Les taux d’intérêt fixes

1 an : 2,99 %

2 ans : 3,24 %

3 ans : 3,04 %

4 ans : 3,44 %

5 ans : 3,24 %

Source : Multi-Prêts

Mais il faut regarder plus loin que le taux d’intérêt. Les hypothèques à taux fixe comportent des pénalités très salées lorsque les propriétaires veulent résilier leur prêt avant le terme. Dans certains cas, cela représente des milliers de dollars.
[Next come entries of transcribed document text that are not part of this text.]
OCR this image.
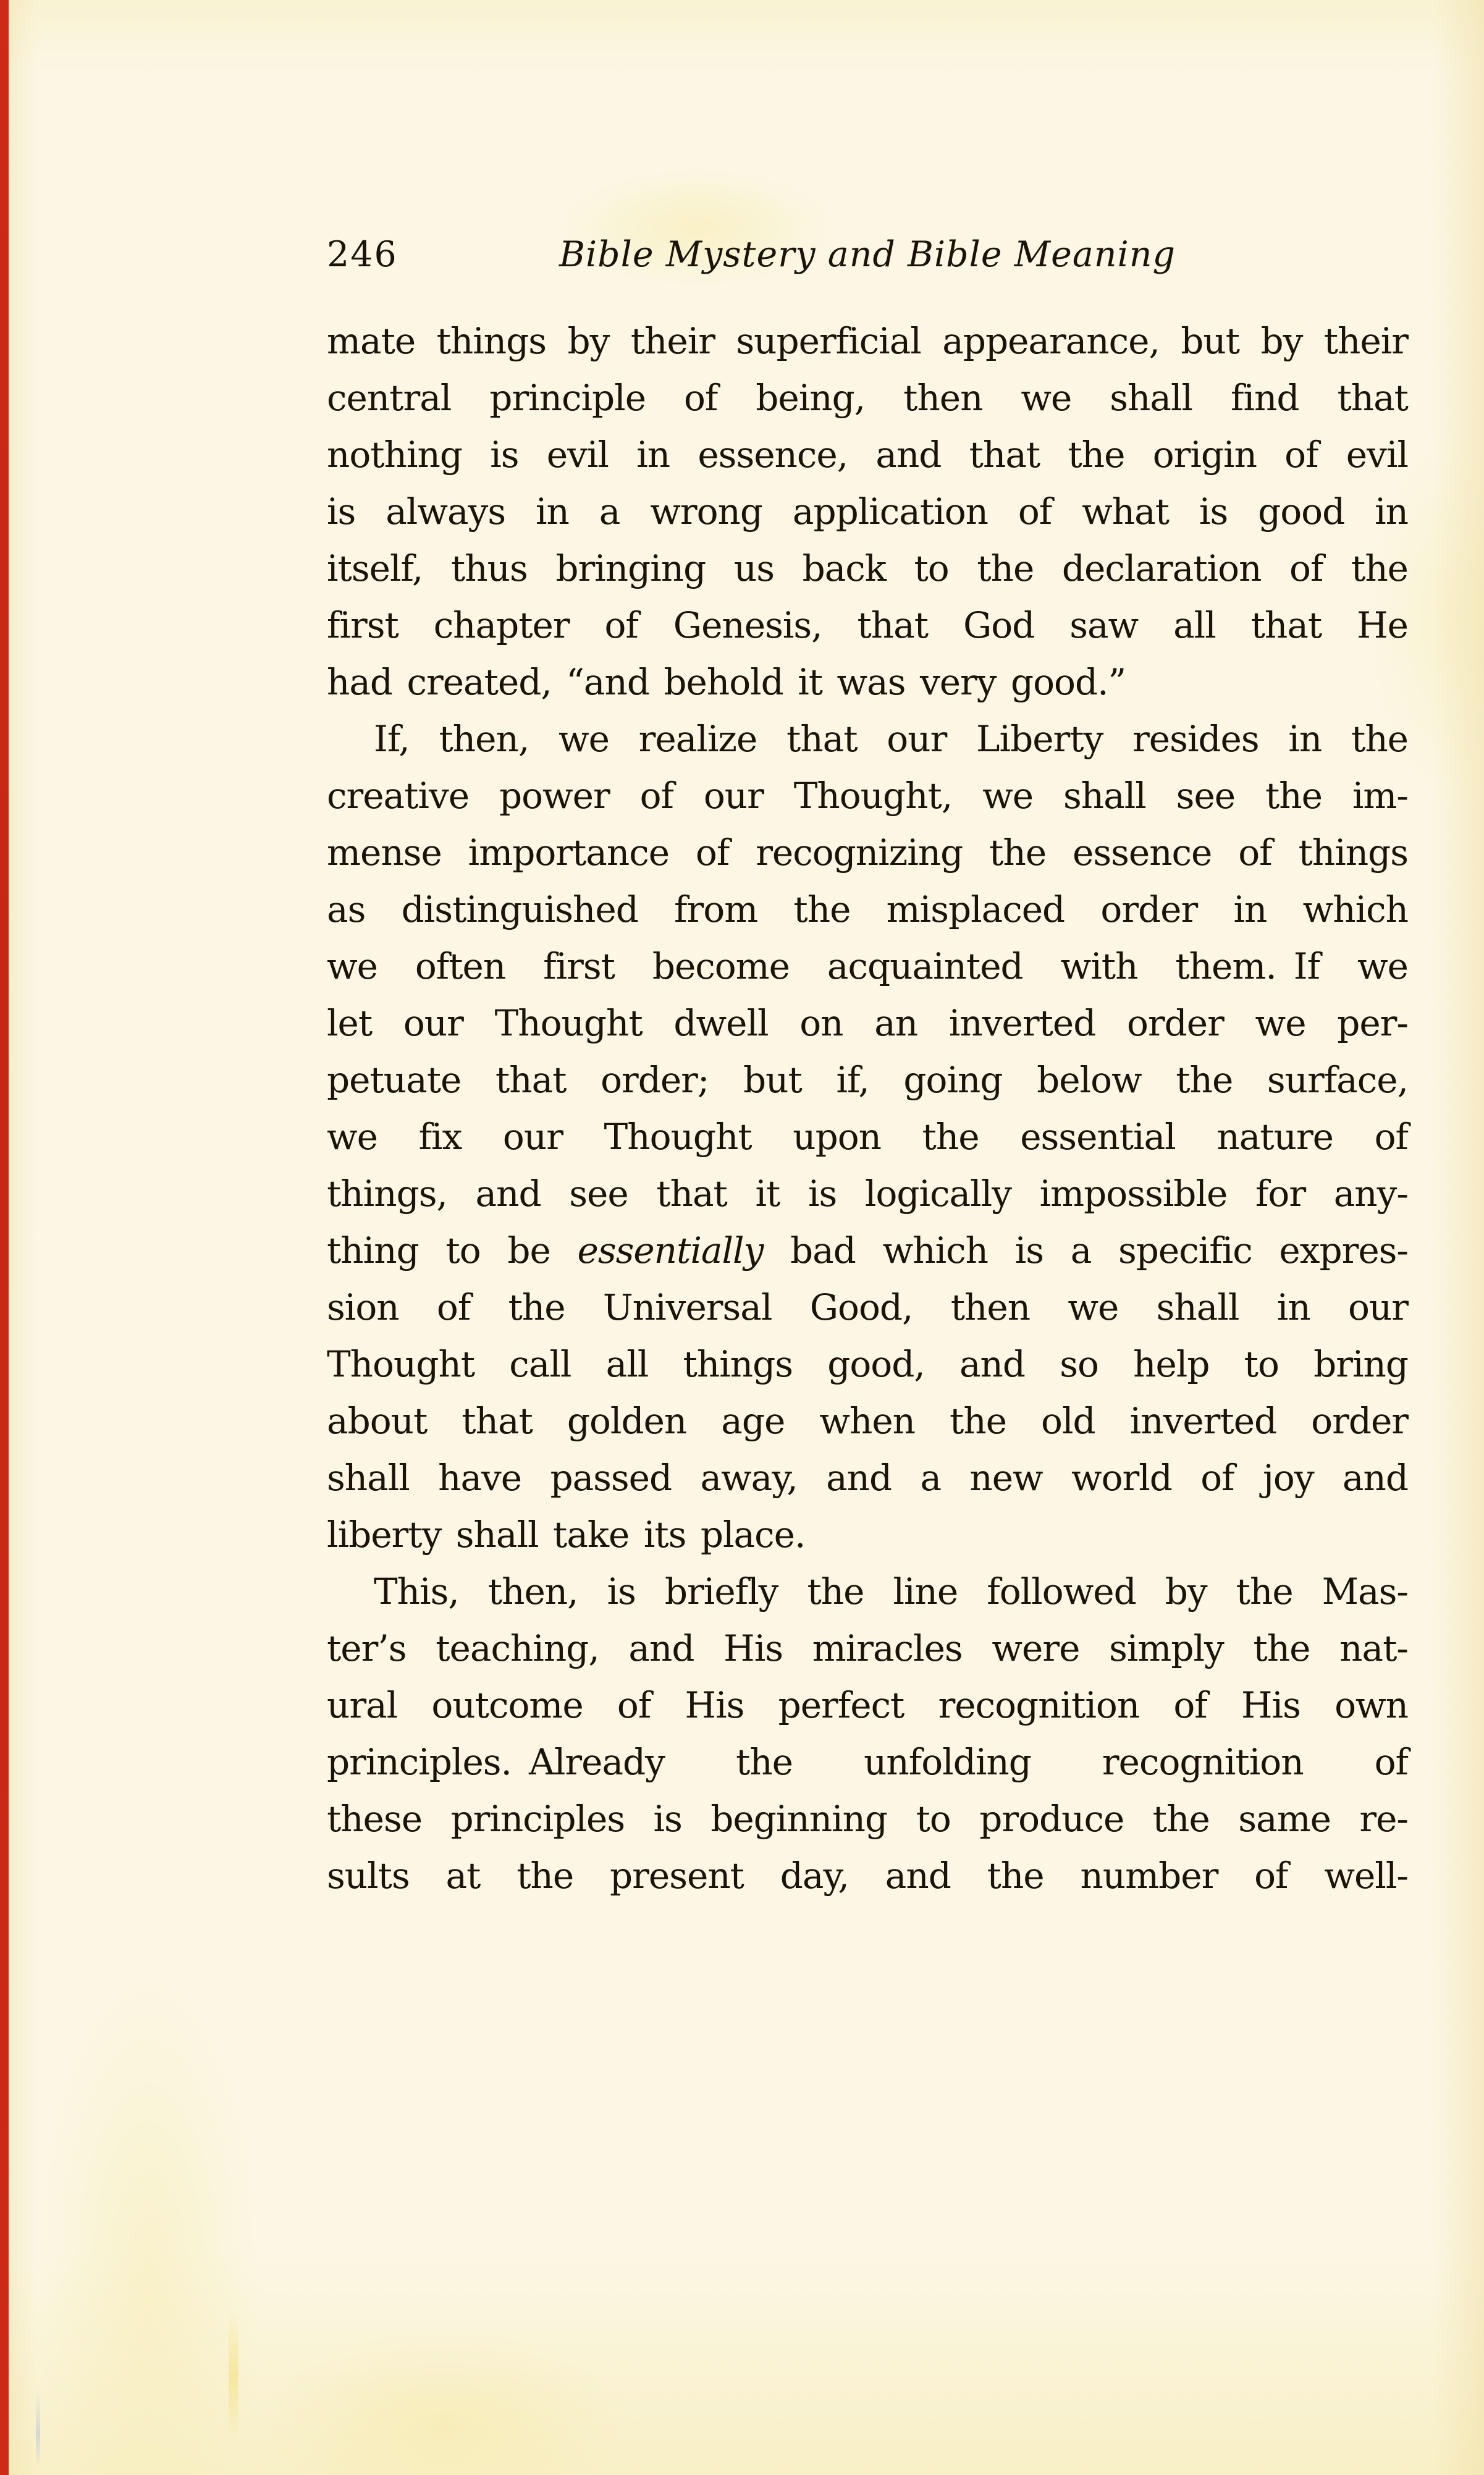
246	Bible Mystery and Bible Meaning
mate things by their superficial appearance, but by their
central principle of being, then we shall find that
nothing is evil in essence, and that the origin of evil
is always in a wrong application of what is good in
itself, thus bringing us back to the declaration of the
first chapter of Genesis, that God saw all that He
had created, “and behold it was very good.”
If, then, we realize that our Liberty resides in the
creative power of our Thought, we shall see the im-
mense importance of recognizing the essence of things
as distinguished from the misplaced order in which
we often first become acquainted with them. If we
let our Thought dwell on an inverted order we per-
petuate that order; but if, going below the surface,
we fix our Thought upon the essential nature of
things, and see that it is logically impossible for any-
thing to be essentially bad which is a specific expres-
sion of the Universal Good, then we shall in our
Thought call all things good, and so help to bring
about that golden age when the old inverted order
shall have passed away, and a new world of joy and
liberty shall take its place.
This, then, is briefly the line followed by the Mas-
ter’s teaching, and His miracles were simply the nat-
ural outcome of His perfect recognition of His own
principles. Already the unfolding recognition of
these principles is beginning to produce the same re-
sults at the present day, and the number of well-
Alors, informez-vous. Comme la formule est complexe, demandez un exemple concret. Vérifiez quelles sont les possibilités de remboursement anticipé. Et si vous pensez déménager, privilégiez une hypothèque transférable.

Derniers petits conseils pour esquiver la hausse des taux à venir…

Les gens qui magasinent une maison en ce moment devraient demander à leur institution financière de geler le taux. Certaines le font pour six mois. Ça n’engage à rien.

Quant aux propriétaires dont l’hypothèque arrive à échéance bientôt, il serait sage de passer un coup de fil tout de suite au banquier pour savoir s’il est possible de renouveler le prêt à l’avance. Il faut voir s’il est plus avantageux de payer la pénalité pour bénéficier du taux actuel plus bas.